Entre os pioneiros estavam também Siona Casimiro (já falecido), Avelino Miguel, Reginaldo Silva, Graça Campos, Mário Paiva, William Tonet, Ramiro Aleixo, Victor Aleixo, Sara Fialho, Anastácio de Brito, Adelino Marques de Almeida e Ismael Mateus. Mas é sobre Aguiar dos Santos que pretendemos falar. Profissional de “pena fina”, moldada na Angop, integrou o primeiro grupo de jovens angolanos enviados à então Jugoslávia para se formar no Instituto Superior de Jornalismo de Belgrado.
Ao regressar, voltou a integrar os quadros da Revista Novembro, à época dirigida pelo nacionalista Roberto Victor de Almeida, que mais tarde se tornaria vice-presidente do MPLA. Ansioso por pôr em prática os conhecimentos adquiridos em Belgrado, transferiu-se para a Angop, órgão que considerava “uma verdadeira escola”.
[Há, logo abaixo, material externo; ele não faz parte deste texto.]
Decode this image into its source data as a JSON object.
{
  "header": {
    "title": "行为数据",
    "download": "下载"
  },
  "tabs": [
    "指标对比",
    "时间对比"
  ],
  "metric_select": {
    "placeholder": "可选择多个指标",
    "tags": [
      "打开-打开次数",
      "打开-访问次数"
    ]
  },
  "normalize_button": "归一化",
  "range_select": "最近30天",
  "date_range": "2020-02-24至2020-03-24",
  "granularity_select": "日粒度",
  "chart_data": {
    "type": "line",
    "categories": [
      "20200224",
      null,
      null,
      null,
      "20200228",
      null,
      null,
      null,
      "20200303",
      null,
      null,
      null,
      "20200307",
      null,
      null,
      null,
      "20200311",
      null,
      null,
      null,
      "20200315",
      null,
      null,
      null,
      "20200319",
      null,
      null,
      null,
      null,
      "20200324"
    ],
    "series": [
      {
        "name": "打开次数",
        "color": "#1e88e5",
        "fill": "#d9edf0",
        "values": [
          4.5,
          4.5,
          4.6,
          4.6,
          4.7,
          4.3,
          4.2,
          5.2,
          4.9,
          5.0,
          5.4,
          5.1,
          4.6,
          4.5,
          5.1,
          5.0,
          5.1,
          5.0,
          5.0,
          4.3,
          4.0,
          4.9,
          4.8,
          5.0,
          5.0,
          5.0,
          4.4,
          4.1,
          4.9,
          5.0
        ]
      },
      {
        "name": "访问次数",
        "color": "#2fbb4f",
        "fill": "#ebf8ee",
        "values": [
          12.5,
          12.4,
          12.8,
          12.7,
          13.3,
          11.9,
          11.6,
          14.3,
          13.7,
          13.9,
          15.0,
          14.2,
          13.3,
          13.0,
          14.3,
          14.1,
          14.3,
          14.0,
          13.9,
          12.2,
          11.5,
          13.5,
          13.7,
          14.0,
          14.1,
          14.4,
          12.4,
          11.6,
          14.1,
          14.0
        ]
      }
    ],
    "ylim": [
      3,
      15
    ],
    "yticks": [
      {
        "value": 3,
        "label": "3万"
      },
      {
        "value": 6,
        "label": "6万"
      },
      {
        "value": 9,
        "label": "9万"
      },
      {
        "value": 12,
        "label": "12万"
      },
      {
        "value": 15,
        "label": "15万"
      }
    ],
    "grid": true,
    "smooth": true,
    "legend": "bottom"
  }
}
Posteriormente, por decisão própria, deixou o sector público e passou a trabalhar como correspondente de órgãos internacionais como a RFI e a France Press, em Luanda. Integrou também o grupo que criou o Correio da Semana, primeiro jornal privado na Angola independente, onde viria a ser chefe de redacção. Colaborou no Imparcial Fax, dirigido pelo malogrado Ricardo de Melo, onde mantinha uma coluna intitulada “Angola dos Pequeninos”.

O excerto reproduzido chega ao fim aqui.